Era un vecchio che pescava da solo su una piccola barca nella corrente del Golfo e ormai da ottantaquattro giorni non prendeva un pesce. Nei primi quaranta giorni con lui c’era stato un ragazzo. Ma dopo quaranta giorni senza neppure un pesce i genitori del ragazzo gli avevano detto che il vecchio era ormai sicuramente e definitivamente salao, cioè uno sfortunato della peggior specie, e per loro ordine il ragazzo era andato su un’altra barca che aveva preso tre bei pesci nella prima settimana. Il ragazzo si rattristava nel vedere il vecchio rientrare ogni giorno con la barca vuota e andava sempre ad aiutarlo a trasportare le matasse di lenze o il raffio e l’arpione e la vela avvolta intorno all’albero. La vela era rattoppata con sacchi da farina e, avvolta, sembrava la bandiera dell’eterna sconfitta.

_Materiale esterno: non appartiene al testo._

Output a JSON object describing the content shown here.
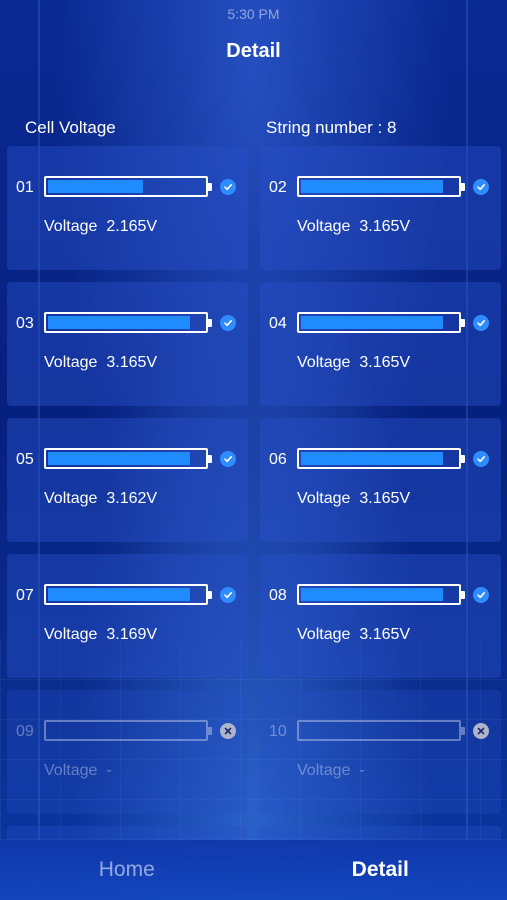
{
  "status_bar": {
    "time": "5:30 PM"
  },
  "header": {
    "title": "Detail"
  },
  "info": {
    "left_label": "Cell Voltage",
    "string_number": "String number : 8"
  },
  "colors": {
    "accent": "#1f8bff",
    "check": "#2f8cff",
    "inactive_icon": "#aeb4c9"
  },
  "cells": [
    {
      "num": "01",
      "label": "Voltage",
      "value": "2.165V",
      "level": 0.61,
      "status": "ok"
    },
    {
      "num": "02",
      "label": "Voltage",
      "value": "3.165V",
      "level": 0.91,
      "status": "ok"
    },
    {
      "num": "03",
      "label": "Voltage",
      "value": "3.165V",
      "level": 0.91,
      "status": "ok"
    },
    {
      "num": "04",
      "label": "Voltage",
      "value": "3.165V",
      "level": 0.91,
      "status": "ok"
    },
    {
      "num": "05",
      "label": "Voltage",
      "value": "3.162V",
      "level": 0.91,
      "status": "ok"
    },
    {
      "num": "06",
      "label": "Voltage",
      "value": "3.165V",
      "level": 0.91,
      "status": "ok"
    },
    {
      "num": "07",
      "label": "Voltage",
      "value": "3.169V",
      "level": 0.91,
      "status": "ok"
    },
    {
      "num": "08",
      "label": "Voltage",
      "value": "3.165V",
      "level": 0.91,
      "status": "ok"
    },
    {
      "num": "09",
      "label": "Voltage",
      "value": "-",
      "level": 0,
      "status": "off"
    },
    {
      "num": "10",
      "label": "Voltage",
      "value": "-",
      "level": 0,
      "status": "off"
    }
  ],
  "tabs": [
    {
      "label": "Home",
      "active": false
    },
    {
      "label": "Detail",
      "active": true
    }
  ]
}
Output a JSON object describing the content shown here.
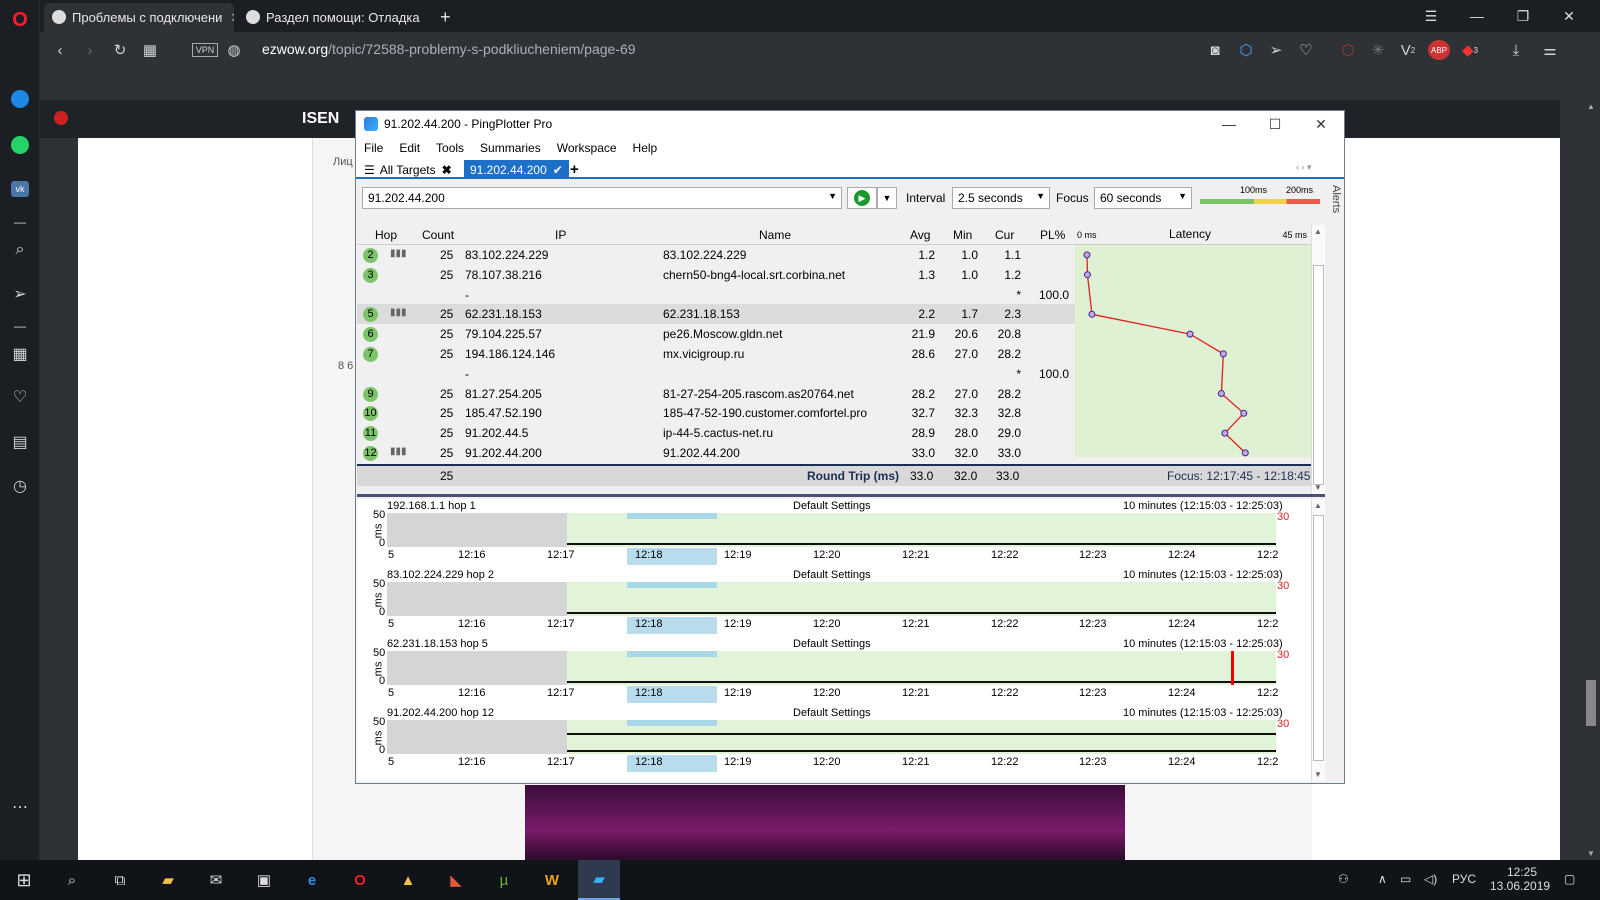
{
  "browser": {
    "tabs": [
      {
        "label": "Проблемы с подключени"
      },
      {
        "label": "Раздел помощи: Отладка"
      }
    ],
    "url_domain": "ezwow.org",
    "url_path": "/topic/72588-problemy-s-podkliucheniem/page-69",
    "vpn_label": "VPN",
    "badges": {
      "ext1": "2",
      "abp": "ABP",
      "ud": "3"
    }
  },
  "page": {
    "site_title": "ISEN",
    "left_label": "Лиц",
    "side_number": "8 6"
  },
  "pingplotter": {
    "title": "91.202.44.200 - PingPlotter Pro",
    "menu": [
      "File",
      "Edit",
      "Tools",
      "Summaries",
      "Workspace",
      "Help"
    ],
    "tabs": {
      "all_targets": "All Targets",
      "current": "91.202.44.200",
      "add": "+"
    },
    "target_input": "91.202.44.200",
    "interval_label": "Interval",
    "interval_value": "2.5 seconds",
    "focus_label": "Focus",
    "focus_value": "60 seconds",
    "legend": {
      "a": "100ms",
      "b": "200ms"
    },
    "alerts_label": "Alerts",
    "columns": {
      "hop": "Hop",
      "count": "Count",
      "ip": "IP",
      "name": "Name",
      "avg": "Avg",
      "min": "Min",
      "cur": "Cur",
      "pl": "PL%",
      "latency": "Latency",
      "lat_min": "0 ms",
      "lat_max": "45 ms"
    },
    "rows": [
      {
        "hop": "2",
        "count": "25",
        "ip": "83.102.224.229",
        "name": "83.102.224.229",
        "avg": "1.2",
        "min": "1.0",
        "cur": "1.1",
        "pl": "",
        "bars": true
      },
      {
        "hop": "3",
        "count": "25",
        "ip": "78.107.38.216",
        "name": "chern50-bng4-local.srt.corbina.net",
        "avg": "1.3",
        "min": "1.0",
        "cur": "1.2",
        "pl": "",
        "bars": false
      },
      {
        "hop": "",
        "count": "",
        "ip": "-",
        "name": "",
        "avg": "",
        "min": "",
        "cur": "*",
        "pl": "100.0",
        "bars": false
      },
      {
        "hop": "5",
        "count": "25",
        "ip": "62.231.18.153",
        "name": "62.231.18.153",
        "avg": "2.2",
        "min": "1.7",
        "cur": "2.3",
        "pl": "",
        "bars": true
      },
      {
        "hop": "6",
        "count": "25",
        "ip": "79.104.225.57",
        "name": "pe26.Moscow.gldn.net",
        "avg": "21.9",
        "min": "20.6",
        "cur": "20.8",
        "pl": "",
        "bars": false
      },
      {
        "hop": "7",
        "count": "25",
        "ip": "194.186.124.146",
        "name": "mx.vicigroup.ru",
        "avg": "28.6",
        "min": "27.0",
        "cur": "28.2",
        "pl": "",
        "bars": false
      },
      {
        "hop": "",
        "count": "",
        "ip": "-",
        "name": "",
        "avg": "",
        "min": "",
        "cur": "*",
        "pl": "100.0",
        "bars": false
      },
      {
        "hop": "9",
        "count": "25",
        "ip": "81.27.254.205",
        "name": "81-27-254-205.rascom.as20764.net",
        "avg": "28.2",
        "min": "27.0",
        "cur": "28.2",
        "pl": "",
        "bars": false
      },
      {
        "hop": "10",
        "count": "25",
        "ip": "185.47.52.190",
        "name": "185-47-52-190.customer.comfortel.pro",
        "avg": "32.7",
        "min": "32.3",
        "cur": "32.8",
        "pl": "",
        "bars": false
      },
      {
        "hop": "11",
        "count": "25",
        "ip": "91.202.44.5",
        "name": "ip-44-5.cactus-net.ru",
        "avg": "28.9",
        "min": "28.0",
        "cur": "29.0",
        "pl": "",
        "bars": false
      },
      {
        "hop": "12",
        "count": "25",
        "ip": "91.202.44.200",
        "name": "91.202.44.200",
        "avg": "33.0",
        "min": "32.0",
        "cur": "33.0",
        "pl": "",
        "bars": true
      }
    ],
    "summary": {
      "count": "25",
      "label": "Round Trip (ms)",
      "avg": "33.0",
      "min": "32.0",
      "cur": "33.0",
      "focus": "Focus: 12:17:45 - 12:18:45"
    },
    "strips": [
      {
        "title": "192.168.1.1 hop 1",
        "settings": "Default Settings",
        "range": "10 minutes (12:15:03 - 12:25:03)",
        "ymax": "50",
        "yunit": "ms",
        "yzero": "0",
        "right": "30"
      },
      {
        "title": "83.102.224.229 hop 2",
        "settings": "Default Settings",
        "range": "10 minutes (12:15:03 - 12:25:03)",
        "ymax": "50",
        "yunit": "ms",
        "yzero": "0",
        "right": "30"
      },
      {
        "title": "62.231.18.153 hop 5",
        "settings": "Default Settings",
        "range": "10 minutes (12:15:03 - 12:25:03)",
        "ymax": "50",
        "yunit": "ms",
        "yzero": "0",
        "right": "30"
      },
      {
        "title": "91.202.44.200 hop 12",
        "settings": "Default Settings",
        "range": "10 minutes (12:15:03 - 12:25:03)",
        "ymax": "50",
        "yunit": "ms",
        "yzero": "0",
        "right": "30"
      }
    ],
    "xticks": [
      "5",
      "12:16",
      "12:17",
      "12:18",
      "12:19",
      "12:20",
      "12:21",
      "12:22",
      "12:23",
      "12:24",
      "12:2"
    ]
  },
  "taskbar": {
    "lang": "РУС",
    "time": "12:25",
    "date": "13.06.2019"
  },
  "colors": {
    "accent": "#1e6fc8",
    "hop_green": "#7cc46a",
    "latency_bg": "#dff0d3",
    "trace_red": "#e02020"
  }
}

Il vecchio era magro ed emaciato, con la nuca segnata da rughe profonde. Sulle guance aveva le chiazze marroni del benevolo cancro della pelle causato dal riflesso del sole sul mare dei Tropici. Le chiazze gli scendevano lungo i lati del viso e le mani avevano le profonde cicatrici che vengono a chi cattura pesci pesanti con lenze a mano. Ma nessuna di quelle cicatrici era fresca. Erano vecchie come erosioni in un deserto senza pesci.
Tutto in lui era vecchio tranne gli occhi, che avevano lo stesso colore del mare ed erano allegri e indomiti.
«Santiago» gli disse il ragazzo mentre risalivano dalla riva dove la barca era stata tirata in secco. «Potrei uscire di nuovo con te. Un po’ di soldi li abbiamo guadagnati.»
Il vecchio gli aveva insegnato a pescare e il ragazzo gli voleva bene.
«No» disse il vecchio. «Sei con una barca fortunata. Resta con loro.»
«Ma ti ricordi, una volta sei stato ottantasette giorni senza pescare niente e poi per tre settimane abbiamo preso dei pesci grossi tutti i giorni.»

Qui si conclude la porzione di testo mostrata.